Shared ground
Revelation 5:11–12 presents worship expanding outward in John’s throne-room vision. After the living creatures and elders, John both sees and hears an immense angelic multitude surrounding the throne area. Their number is described with overflowing language (“myriads of myriads… thousands of thousands”), emphasizing a crowd beyond ordinary counting.
The angels speak “with a loud voice,” portraying a unified, public acclamation. The center of their message is clear and explicit: the Lamb is worthy, and his worth is tied to the fact that he “was killed.” The seven-item list (power, riches, wisdom, might, honor, glory, blessing) communicates comprehensive honor—both ability/authority and public recognition.
Where interpretation differs
How literal is the number? Some read the huge figures as a literal census-sized angel count. Others read the stacked numbers as deliberate overstatement to signal “uncountable,” not arithmetic precision.
What does “to receive” mean here? Some take it mainly as the Lamb truly possessing these realities (authority, honor, etc.). Others take it mainly as the angels publicly acknowledging what is rightly his—language of acclaim rather than transfer of something new to him.

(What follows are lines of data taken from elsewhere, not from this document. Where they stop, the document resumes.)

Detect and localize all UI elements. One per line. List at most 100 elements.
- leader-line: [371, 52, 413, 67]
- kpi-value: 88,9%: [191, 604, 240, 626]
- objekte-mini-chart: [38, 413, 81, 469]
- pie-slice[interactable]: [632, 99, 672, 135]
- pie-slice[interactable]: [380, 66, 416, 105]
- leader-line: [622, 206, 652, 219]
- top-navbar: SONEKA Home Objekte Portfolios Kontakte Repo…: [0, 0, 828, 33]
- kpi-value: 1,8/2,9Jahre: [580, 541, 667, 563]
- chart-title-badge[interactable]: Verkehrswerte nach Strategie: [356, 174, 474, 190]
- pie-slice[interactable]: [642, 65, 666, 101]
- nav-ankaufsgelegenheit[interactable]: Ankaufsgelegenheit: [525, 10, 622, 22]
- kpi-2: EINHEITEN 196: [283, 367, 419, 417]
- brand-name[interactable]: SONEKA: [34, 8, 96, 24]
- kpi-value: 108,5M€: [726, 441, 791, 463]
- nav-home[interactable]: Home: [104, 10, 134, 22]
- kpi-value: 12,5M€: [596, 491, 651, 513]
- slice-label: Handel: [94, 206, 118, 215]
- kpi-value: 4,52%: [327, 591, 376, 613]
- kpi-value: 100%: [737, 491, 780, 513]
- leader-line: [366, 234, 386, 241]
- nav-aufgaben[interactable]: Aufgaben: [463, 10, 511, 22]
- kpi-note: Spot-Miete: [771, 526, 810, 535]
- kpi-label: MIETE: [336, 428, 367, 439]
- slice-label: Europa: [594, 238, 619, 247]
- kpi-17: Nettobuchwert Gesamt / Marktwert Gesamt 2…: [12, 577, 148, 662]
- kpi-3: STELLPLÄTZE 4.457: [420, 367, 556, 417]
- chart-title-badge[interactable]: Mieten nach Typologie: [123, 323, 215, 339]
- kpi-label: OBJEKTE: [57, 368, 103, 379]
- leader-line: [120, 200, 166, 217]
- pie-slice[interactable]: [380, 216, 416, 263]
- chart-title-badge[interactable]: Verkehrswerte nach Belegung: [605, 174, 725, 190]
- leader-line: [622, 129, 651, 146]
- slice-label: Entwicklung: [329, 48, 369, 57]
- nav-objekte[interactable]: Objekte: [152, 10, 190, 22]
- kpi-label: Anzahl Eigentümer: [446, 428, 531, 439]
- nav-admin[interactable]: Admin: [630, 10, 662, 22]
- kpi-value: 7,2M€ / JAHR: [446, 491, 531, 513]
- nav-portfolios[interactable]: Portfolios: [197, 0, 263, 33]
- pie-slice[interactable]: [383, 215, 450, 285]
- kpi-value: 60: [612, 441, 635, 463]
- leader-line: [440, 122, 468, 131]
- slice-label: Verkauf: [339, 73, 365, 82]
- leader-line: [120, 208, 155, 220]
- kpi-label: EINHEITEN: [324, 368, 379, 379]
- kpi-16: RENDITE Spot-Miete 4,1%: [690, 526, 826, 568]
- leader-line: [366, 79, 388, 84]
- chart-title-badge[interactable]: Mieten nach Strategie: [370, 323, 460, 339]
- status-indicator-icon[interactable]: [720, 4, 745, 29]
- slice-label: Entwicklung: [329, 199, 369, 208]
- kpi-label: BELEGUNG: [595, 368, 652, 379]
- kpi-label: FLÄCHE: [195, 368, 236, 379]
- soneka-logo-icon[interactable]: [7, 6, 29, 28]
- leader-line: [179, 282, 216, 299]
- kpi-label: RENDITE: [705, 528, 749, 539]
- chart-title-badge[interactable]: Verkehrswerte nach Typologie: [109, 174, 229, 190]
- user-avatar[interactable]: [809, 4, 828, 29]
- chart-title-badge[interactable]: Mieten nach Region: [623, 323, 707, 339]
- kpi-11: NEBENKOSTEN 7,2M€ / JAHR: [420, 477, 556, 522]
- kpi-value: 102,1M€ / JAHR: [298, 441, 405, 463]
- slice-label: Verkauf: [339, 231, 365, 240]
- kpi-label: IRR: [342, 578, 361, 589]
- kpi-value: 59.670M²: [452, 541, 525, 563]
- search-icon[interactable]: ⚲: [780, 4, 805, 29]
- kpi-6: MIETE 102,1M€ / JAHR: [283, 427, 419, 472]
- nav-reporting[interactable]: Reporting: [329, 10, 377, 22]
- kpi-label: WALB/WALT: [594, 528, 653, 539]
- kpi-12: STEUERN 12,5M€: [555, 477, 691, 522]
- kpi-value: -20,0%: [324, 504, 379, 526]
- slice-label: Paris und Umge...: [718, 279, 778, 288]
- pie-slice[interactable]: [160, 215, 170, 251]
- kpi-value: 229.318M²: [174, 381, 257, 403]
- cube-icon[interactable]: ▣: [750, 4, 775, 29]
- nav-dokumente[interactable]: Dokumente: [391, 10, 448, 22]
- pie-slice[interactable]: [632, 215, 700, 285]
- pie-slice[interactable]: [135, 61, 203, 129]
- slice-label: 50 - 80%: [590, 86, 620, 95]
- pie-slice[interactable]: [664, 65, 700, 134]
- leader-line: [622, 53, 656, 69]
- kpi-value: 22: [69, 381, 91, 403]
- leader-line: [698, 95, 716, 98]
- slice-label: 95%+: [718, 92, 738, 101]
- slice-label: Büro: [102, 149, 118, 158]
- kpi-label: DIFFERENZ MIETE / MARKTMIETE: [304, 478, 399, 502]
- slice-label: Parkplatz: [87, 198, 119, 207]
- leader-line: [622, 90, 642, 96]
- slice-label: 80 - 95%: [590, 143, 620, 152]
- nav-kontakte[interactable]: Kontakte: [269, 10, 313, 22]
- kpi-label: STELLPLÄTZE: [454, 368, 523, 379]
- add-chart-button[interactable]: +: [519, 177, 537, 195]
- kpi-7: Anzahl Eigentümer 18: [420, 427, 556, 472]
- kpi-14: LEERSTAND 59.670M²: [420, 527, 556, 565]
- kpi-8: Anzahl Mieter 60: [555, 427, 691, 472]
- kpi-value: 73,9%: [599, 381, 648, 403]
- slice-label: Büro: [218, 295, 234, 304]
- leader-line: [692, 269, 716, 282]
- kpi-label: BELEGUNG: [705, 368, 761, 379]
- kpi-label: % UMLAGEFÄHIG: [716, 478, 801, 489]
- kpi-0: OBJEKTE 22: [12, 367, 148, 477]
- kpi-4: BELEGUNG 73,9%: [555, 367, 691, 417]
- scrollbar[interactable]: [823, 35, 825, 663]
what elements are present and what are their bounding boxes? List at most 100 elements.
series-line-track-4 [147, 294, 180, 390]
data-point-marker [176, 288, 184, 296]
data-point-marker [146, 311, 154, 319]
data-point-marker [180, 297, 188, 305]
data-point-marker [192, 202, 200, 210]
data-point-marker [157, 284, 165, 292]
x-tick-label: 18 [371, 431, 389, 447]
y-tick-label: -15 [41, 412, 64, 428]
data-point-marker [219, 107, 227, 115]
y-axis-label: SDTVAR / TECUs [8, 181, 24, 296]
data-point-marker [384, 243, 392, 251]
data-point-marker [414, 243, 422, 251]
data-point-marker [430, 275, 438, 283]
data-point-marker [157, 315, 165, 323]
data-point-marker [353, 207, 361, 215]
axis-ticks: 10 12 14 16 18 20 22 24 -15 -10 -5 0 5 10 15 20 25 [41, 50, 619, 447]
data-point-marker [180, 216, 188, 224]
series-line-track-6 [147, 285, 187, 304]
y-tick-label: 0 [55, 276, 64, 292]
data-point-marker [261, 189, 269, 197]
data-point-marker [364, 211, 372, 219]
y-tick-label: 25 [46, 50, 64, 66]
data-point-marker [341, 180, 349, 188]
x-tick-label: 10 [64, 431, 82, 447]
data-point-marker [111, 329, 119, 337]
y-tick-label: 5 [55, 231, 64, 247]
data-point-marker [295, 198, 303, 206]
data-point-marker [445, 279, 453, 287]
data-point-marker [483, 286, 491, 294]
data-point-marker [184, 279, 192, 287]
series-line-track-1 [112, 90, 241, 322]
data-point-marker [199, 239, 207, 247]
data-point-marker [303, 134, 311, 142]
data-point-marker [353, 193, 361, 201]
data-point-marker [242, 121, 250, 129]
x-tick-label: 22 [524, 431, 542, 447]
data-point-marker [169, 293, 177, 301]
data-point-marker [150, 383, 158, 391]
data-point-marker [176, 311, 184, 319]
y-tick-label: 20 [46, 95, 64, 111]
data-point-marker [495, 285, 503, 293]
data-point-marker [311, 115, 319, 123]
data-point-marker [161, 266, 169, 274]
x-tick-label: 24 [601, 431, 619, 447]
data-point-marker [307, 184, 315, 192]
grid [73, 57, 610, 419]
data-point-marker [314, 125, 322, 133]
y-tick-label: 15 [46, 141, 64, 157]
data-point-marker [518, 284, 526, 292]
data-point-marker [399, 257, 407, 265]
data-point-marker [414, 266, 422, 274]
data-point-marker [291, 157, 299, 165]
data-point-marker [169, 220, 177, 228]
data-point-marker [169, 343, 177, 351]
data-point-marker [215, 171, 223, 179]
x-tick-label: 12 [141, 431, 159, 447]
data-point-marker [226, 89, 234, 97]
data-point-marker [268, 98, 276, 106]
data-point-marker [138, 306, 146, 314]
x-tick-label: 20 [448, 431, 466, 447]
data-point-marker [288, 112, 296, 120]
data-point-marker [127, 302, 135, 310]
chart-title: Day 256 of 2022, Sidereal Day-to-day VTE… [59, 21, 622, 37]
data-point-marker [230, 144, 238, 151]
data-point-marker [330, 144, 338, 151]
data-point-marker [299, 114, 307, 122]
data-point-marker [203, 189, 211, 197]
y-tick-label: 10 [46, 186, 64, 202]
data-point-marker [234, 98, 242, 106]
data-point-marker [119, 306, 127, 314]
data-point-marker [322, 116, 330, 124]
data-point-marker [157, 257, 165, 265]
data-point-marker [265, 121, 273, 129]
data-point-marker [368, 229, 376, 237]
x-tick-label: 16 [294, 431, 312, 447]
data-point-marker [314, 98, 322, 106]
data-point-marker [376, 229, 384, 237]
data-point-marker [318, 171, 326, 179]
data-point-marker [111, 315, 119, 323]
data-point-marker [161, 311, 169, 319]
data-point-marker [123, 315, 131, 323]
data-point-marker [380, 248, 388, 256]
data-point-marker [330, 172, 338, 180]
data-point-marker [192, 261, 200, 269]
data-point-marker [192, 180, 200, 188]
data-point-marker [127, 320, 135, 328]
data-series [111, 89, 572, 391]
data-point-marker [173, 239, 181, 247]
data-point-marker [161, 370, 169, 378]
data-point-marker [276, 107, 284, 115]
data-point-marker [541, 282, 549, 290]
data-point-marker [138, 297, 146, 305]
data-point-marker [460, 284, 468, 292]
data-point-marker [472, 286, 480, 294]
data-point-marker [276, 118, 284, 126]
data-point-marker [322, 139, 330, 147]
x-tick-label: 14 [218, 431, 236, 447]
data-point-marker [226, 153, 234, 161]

What role does “killed” play in the claim of worthiness? Some hear it primarily as the reason the Lamb is worthy (his death grounds his right to honor). Others see it as an identity marker in the vision that also functions as a turning point in the story of the scroll, without excluding that it supports the declaration of worth.
Why the disagreement exists
The passage uses vision-reporting and exalted praise language, which naturally leans toward symbolism and exaggeration for effect. Also, the phrase “worthy… to receive” can be heard either as “deserves to be given” or “deserves to be publicly credited with.” Finally, “the Lamb who was killed” can be read as a direct basis for worthiness or as the defining title that frames the Lamb’s role in the scene.
What this passage clearly contributes
This scene strengthens Revelation’s claim that ultimate worth and public honor belong to the Lamb at the very center of heaven’s court, in contrast to earthly claims of “worthiness.” It explicitly links the Lamb’s exaltation with his having been killed, and it portrays worship as widening in scope and intensity. The sevenfold list communicates totality: everything that counts as authority, value, insight, strength, and praise is named as rightly belonging to the Lamb (Revelation 5:11–12).